Social sharing is very widespread, said study author Catalina Toma, an assistant professor of communication arts at University of Wisconsin, Madison (UW-Madison).
"It's almost like the event is not even real until you tell somebody," Toma said.
The study, run by graduate student Mina Choi and Toma, included 300 undergraduate students at UW-Madison.
Participants kept track of how sharing affected their emotions by keeping a daily diary, in which they noted what they shared, where they shared it and how they felt both after the event and the sharing had occurred.
Results show that nearly 70 per cent of the social sharing in the study took place via some kind of media, whether it was texting, phone calls, Facebook or Twitter.

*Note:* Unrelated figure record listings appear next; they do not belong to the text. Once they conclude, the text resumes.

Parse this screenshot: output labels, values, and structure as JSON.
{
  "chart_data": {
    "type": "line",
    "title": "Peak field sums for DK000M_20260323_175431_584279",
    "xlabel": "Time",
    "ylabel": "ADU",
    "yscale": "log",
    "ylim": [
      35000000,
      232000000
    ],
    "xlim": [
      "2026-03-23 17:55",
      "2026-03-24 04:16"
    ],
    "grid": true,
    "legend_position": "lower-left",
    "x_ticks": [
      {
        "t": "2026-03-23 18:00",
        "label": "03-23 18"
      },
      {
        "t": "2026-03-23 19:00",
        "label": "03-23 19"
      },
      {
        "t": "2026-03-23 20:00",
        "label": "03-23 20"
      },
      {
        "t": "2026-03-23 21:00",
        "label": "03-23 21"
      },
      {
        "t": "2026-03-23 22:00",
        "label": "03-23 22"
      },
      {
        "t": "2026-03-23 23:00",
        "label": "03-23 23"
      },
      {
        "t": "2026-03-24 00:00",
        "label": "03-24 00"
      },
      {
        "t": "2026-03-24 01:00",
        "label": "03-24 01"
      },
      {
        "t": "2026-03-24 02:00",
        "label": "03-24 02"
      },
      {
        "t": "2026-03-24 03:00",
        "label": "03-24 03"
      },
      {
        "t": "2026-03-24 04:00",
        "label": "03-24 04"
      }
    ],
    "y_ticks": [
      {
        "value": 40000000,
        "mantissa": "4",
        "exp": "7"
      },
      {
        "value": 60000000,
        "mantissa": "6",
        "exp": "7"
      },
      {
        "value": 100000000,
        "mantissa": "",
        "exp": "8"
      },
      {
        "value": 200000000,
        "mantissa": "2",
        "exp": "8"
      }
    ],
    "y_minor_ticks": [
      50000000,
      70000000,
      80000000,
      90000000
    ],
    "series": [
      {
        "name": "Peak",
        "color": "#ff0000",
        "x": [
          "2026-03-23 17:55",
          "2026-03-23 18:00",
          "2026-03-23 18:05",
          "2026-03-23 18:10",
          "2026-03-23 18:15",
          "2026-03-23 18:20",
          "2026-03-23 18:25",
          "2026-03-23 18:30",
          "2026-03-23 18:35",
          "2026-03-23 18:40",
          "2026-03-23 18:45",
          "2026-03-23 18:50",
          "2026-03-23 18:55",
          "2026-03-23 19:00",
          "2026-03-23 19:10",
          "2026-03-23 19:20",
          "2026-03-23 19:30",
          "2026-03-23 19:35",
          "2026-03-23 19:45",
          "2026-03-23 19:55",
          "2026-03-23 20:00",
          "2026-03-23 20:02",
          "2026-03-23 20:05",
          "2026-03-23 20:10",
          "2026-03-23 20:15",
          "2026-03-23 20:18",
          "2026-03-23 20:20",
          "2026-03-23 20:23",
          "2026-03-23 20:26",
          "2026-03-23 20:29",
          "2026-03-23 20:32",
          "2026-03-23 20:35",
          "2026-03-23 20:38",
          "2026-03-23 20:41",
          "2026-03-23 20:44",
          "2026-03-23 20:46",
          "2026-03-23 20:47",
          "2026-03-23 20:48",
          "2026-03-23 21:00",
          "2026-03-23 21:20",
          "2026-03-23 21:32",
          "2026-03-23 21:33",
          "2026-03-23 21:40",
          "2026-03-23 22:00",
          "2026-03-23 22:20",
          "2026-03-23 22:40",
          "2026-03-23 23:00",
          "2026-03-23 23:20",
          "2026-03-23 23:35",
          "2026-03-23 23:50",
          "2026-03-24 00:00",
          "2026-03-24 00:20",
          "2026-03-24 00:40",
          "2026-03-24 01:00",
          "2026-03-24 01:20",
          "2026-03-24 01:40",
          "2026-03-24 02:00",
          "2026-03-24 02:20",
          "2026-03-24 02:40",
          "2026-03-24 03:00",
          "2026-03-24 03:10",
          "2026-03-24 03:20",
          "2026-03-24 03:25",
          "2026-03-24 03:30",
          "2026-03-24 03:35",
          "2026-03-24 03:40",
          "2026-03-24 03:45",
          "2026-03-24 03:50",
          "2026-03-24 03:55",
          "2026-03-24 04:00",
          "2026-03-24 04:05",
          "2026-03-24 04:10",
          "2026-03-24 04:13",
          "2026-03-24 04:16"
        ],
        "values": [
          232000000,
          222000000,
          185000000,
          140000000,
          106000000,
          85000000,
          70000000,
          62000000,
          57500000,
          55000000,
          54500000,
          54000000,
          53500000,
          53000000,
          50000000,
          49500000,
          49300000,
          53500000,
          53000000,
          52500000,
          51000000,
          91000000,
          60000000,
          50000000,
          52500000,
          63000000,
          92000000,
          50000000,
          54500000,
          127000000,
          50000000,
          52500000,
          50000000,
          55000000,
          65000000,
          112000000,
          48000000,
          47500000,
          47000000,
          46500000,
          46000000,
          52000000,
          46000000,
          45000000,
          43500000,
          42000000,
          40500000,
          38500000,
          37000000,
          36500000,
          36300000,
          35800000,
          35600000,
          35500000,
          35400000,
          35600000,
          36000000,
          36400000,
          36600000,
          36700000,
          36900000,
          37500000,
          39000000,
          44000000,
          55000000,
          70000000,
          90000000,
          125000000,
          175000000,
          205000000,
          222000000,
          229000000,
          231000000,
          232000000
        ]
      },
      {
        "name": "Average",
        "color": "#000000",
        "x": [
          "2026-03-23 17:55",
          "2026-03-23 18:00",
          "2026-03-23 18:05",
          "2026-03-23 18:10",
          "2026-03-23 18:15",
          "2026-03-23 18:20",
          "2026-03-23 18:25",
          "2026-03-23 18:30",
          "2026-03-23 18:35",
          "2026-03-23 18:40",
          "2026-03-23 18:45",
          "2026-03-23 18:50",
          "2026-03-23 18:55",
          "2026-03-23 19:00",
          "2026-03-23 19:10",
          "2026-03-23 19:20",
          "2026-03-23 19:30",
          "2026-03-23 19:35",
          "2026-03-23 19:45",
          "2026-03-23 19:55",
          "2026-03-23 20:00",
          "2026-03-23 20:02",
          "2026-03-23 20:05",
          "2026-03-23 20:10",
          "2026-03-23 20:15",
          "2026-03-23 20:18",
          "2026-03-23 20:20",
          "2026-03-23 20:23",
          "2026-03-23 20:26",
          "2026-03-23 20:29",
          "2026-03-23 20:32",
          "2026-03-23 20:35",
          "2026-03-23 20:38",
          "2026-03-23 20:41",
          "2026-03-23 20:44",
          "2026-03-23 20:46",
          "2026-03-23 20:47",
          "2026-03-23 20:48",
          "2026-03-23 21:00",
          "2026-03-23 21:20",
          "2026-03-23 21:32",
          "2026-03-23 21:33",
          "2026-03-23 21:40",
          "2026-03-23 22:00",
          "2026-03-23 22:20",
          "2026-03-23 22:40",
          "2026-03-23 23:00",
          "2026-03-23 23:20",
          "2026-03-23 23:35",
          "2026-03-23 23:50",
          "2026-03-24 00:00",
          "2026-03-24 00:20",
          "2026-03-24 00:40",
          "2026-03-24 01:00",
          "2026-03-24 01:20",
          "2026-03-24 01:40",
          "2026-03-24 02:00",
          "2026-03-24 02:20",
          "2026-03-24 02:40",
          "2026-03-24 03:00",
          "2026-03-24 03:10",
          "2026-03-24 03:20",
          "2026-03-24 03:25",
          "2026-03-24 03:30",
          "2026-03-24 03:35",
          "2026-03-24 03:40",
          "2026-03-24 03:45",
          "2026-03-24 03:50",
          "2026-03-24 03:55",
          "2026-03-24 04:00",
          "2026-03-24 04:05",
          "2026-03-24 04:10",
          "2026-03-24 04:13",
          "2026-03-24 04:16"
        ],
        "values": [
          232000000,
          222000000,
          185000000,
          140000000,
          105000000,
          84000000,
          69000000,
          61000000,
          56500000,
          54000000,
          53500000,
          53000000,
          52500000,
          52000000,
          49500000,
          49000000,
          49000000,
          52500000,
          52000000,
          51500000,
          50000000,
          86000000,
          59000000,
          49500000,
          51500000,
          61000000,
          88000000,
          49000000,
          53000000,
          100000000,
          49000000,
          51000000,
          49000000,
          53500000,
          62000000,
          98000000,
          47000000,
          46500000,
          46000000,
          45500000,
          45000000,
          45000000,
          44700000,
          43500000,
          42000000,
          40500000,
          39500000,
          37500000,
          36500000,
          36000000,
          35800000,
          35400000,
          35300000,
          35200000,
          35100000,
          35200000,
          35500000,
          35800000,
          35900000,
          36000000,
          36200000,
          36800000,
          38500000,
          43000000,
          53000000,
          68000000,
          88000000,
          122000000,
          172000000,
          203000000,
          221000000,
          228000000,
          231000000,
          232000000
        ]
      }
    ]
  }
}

Toma said people use phones, texting and social media to connect with others in a "substantial way."
Further, participants strategically chose the media that could meet their psychological needs.
When experiencing positive events, people preferred to share via texting and Twitter because both media are easily accessible from smartphones and are nonintrusive in that communication partners don't have to reply immediately.
"When something positive happens, you want to tell it right away," Toma said.
When experiencing negative events, people could justify interrupting their partners and preferred using the telephone, a more intrusive medium.
"You often hear people say when the phone rings, it's bad news. Our data support that," Toma said.
Choi and Toma also found that social sharing via media enhanced the emotional tone of the event. Sharing a positive event increased its impact, an effect known as capitalisation.
The means to share personal news - good and bad – have exploded over the last decade, particularly social media and texting.